Assessing AF2’s ability to predict structural ensembles of proteins

Jakob R. Riccabona,Fabian C. Spoendlin,Anna-Lena M. Fischer,Johannes R. Loeffler,Patrick K. Quoika,Timothy P. Jenkins,James A. Ferguson,Eva Smorodina,Andreas H. Laustsen,Victor Greiff,Stefano Forli,Andrew B. Ward,Charlotte M. Deane,Monica L. Fernández-Quintero
DOI: https://doi.org/10.1101/2024.04.16.589792
2024-04-17
Abstract:Recent breakthroughs in protein structure prediction have enhanced the precision and speed at which protein configurations can be determined, setting new benchmarks for accuracy and efficiency in the field. However, the fundamental mechanisms of biological processes at a molecular level are often connected to conformational changes of proteins. Molecular dynamics (MD) simulations serve as a crucial tool for capturing the conformational space of proteins, providing valuable insights into their structural fluctuations. However, the scope of MD simulations is often limited by the accessible timescales and the computational resources available, posing challenges to comprehensively exploring protein behaviors. Recently emerging approaches have focused on expanding the capability of AlphaFold2 (AF2) to predict conformational substates of protein structures by manipulating the input multiple sequence alignment (MSA). These approaches operate under the assumption that the MSA also contains information about the heterogeneity of protein structures. Here, we benchmark the performance of various workflows that have adapted AF2 for ensemble prediction focusing on the subsampling of the MSA as implemented in ColabFold and compare the obtained structures with ensembles obtained from MD simulations and NMR. As test cases, we chose four proteins namely the bovine pancreatic inhibitor protein (BPTI), thrombin and two antigen binding fragments (antibody Fv and nanobody), for which reliable experimentally validated structural information (X-ray and/or NMR) was available. Thus, we provide an overview of the levels of performance and accessible timescales that can currently be achieved with machine learning (ML) based ensemble generation. In three out of the four test cases, we find structural variations fall within the predicted ensembles. Nevertheless, significant minima of the free energy surfaces remain undetected. This study highlights the possibilities and pitfalls when generating ensembles with AF2 and thus may guide the development of future tools while informing upon the results of currently available applications.
Biophysics
What problem does this paper attempt to address?

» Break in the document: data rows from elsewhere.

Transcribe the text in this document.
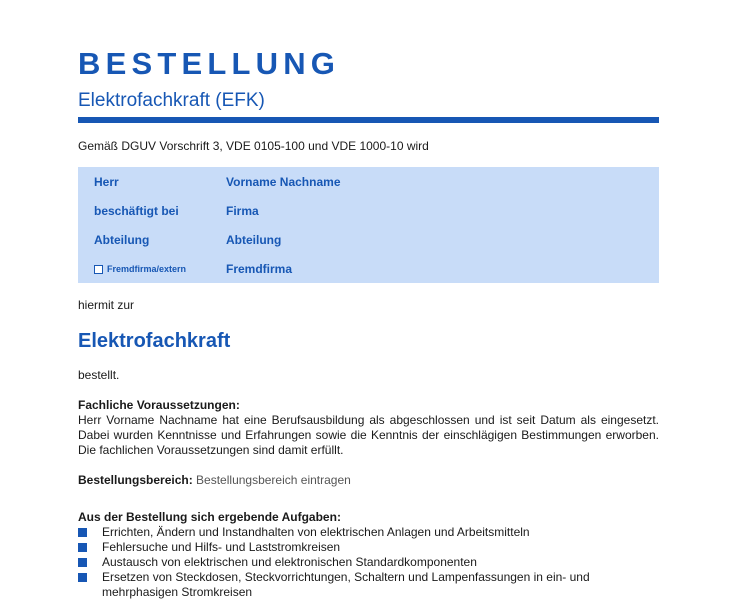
BESTELLUNG
Elektrofachkraft (EFK)
Gemäß DGUV Vorschrift 3, VDE 0105-100 und VDE 1000-10 wird
Herr	Vorname Nachname
beschäftigt bei	Firma
Abteilung	Abteilung
Fremdfirma/extern	Fremdfirma
hiermit zur
Elektrofachkraft
bestellt.
Fachliche Voraussetzungen:
Herr Vorname Nachname hat eine Berufsausbildung als abgeschlossen und ist seit Datum als eingesetzt. Dabei wurden Kenntnisse und Erfahrungen sowie die Kenntnis der einschlägigen Bestimmungen erworben. Die fachlichen Voraussetzungen sind damit erfüllt.
Bestellungsbereich: Bestellungsbereich eintragen
Aus der Bestellung sich ergebende Aufgaben:
Errichten, Ändern und Instandhalten von elektrischen Anlagen und Arbeitsmitteln
Fehlersuche und Hilfs- und Laststromkreisen
Austausch von elektrischen und elektronischen Standardkomponenten
Ersetzen von Steckdosen, Steckvorrichtungen, Schaltern und Lampenfassungen in ein- und mehrphasigen Stromkreisen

The problem this paper attempts to address is the evaluation of AlphaFold2 (AF2)'s capability in predicting ensembles of protein structures. Specifically, the researchers assess how modifications, such as adjusting the subsampling size of multiple sequence alignments (MSA) and the number of recycles, affect the quality of the predicted structure ensembles. They compare these modifications with experimental data (such as X-ray and NMR data) and molecular dynamics simulation results. The goal of the study is to explore the potential and limitations of AF2 in predicting protein conformational diversity, thereby providing guidance for the development of future tools and informing the results of current applications.